Level 3 bpbrm and bptm logs on media server will confirm if data was received from client in a continuous stream when network failure occurred.
Always best to involve network and firewall team in situations like these - they need to monitor the port connections while the backup is running.
The issue you posted closely resembles the issue at hand because (I failed to mention) only FULL backups are failing with this exit status. INCs are successfully backing up.
To answer the questions you posed in that discussion:
I'll keep you updated of any progress.
And here lies the frustration...I kept getting half the conversation no matter how many times I re-requested logs. So the job detail I posted was the original job log. I can post the whole log, but it seems moot since that bkoweb26 client is now backing up successfully.
"Which timeouts exactly are configured as 0 (infinite)?"
I have no idea, nor does my senior engineer. I only mentioned having it decreased to 7200 because it appears all others on his server are set at that, aside from the infinite value, which I am guessing was purposely performed.
Do you think checkpoints are an issue? If not, I will stop harping him on that.
"The error says the connection is broken outside of NBU."
Could you point me to where you could deduce that? That is helpful to know.
The logs attached are the most recent bpbrm and bptm logs at a verbose level 3. I'd really love to involve their networking team, but we received pushback, until we have concrete evidence it's network or FW related.
I've been in that situation before, it is quite frustrating to constantly need the burden of proof to receive logs.
Can you post the Detailed Status from the failing client?
Would also help to see the output from bptestbpcd -client <client name> -verbose -debug
This will give you a detailed output of the connection attempt through BPCD to the client.
What kind of O/S is the client? If it's Windows, look at Windows Defender/Firewall. If it's Linux, take a look at the iptables.
Is this a recent occurrence, or has this client always had issues? Lots of background info needed, but based off of what you've said you should focus your troubleshooting on the client.
Are you using Accelerator for this backup?
Thank you. I have requested a bptestbpcd, bpgetconfig -e, vxlogview and bppllist -allpolicies from the failing client and master. It turned out @Marianne was right, we've been looking at the wrong media server, which we realized when we did not see the client listed in the media's policies. So, I mustered up the courage to ask for the full gammut of logs (again) by hostname, and not by item, this time. Stay tuned for that info...

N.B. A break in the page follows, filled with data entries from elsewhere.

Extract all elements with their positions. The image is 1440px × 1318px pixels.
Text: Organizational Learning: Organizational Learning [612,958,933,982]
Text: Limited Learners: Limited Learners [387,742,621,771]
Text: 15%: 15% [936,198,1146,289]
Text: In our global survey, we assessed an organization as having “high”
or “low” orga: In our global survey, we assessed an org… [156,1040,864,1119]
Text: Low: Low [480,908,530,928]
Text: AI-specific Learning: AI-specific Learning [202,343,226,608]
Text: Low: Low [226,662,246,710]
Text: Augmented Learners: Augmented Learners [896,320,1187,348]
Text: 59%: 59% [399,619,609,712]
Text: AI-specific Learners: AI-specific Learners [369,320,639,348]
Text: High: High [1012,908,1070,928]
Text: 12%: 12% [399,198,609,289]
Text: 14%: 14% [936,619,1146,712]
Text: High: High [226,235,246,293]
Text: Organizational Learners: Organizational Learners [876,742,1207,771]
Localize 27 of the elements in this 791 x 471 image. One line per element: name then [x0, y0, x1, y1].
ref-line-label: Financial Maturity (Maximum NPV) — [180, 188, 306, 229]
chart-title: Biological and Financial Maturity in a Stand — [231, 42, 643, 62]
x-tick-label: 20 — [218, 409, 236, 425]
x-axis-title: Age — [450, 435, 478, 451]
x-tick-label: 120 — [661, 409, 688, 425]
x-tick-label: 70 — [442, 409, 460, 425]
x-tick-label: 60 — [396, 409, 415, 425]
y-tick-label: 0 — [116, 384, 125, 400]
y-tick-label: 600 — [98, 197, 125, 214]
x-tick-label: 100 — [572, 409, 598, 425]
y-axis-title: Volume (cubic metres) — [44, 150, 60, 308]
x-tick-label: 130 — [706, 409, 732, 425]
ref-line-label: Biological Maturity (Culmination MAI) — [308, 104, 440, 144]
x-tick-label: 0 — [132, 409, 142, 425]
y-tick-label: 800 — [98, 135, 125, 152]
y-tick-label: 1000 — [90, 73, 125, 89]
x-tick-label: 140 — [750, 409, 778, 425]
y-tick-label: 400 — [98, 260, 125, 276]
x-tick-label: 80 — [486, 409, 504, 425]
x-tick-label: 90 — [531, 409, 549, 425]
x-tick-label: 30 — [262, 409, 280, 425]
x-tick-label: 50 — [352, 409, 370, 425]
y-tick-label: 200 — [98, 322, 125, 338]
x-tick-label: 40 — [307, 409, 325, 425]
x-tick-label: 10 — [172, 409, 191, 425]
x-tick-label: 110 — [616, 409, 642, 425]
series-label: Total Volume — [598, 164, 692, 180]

The media and master are running AIX and the clients are running RHEL7.7. I did not look into iptables because smaller fulls and incs are completing successfully. Something must have changed because this is the first time this client is having any issues (I've checked into the last year). They use Accelerator in some of their policies, but I did not see it in this client's log. I will find out soon though.
I believe everyone here is on the same page and know it's a network or FW issue. I have a strong feeling it's the FW timeout, but I HAVE to give the proof before suggesting it. So, your keen eyes and patience on this will be much appreciated!
This is communication gap or issue within master and media servers. I have faced similar situation and really hard to pin-point the problem.
Please verify if you are using multiple nic's or ip's to communicate with media servers. Try using only one IP or nic on the master server to communicate with all the media server and check if it helps.
I have received a response today. Only the vxlogs for days of failure and that he only has a dedicated NIC for backups, no multiple IP configs.
He said he had "no binary file is created for bpgetconfig" and left it at that. I have the vxlogs you requested, I looked at it and didn't know what to really look for or how to tell if something is off. Please let me know if you see anything out of the ordinary.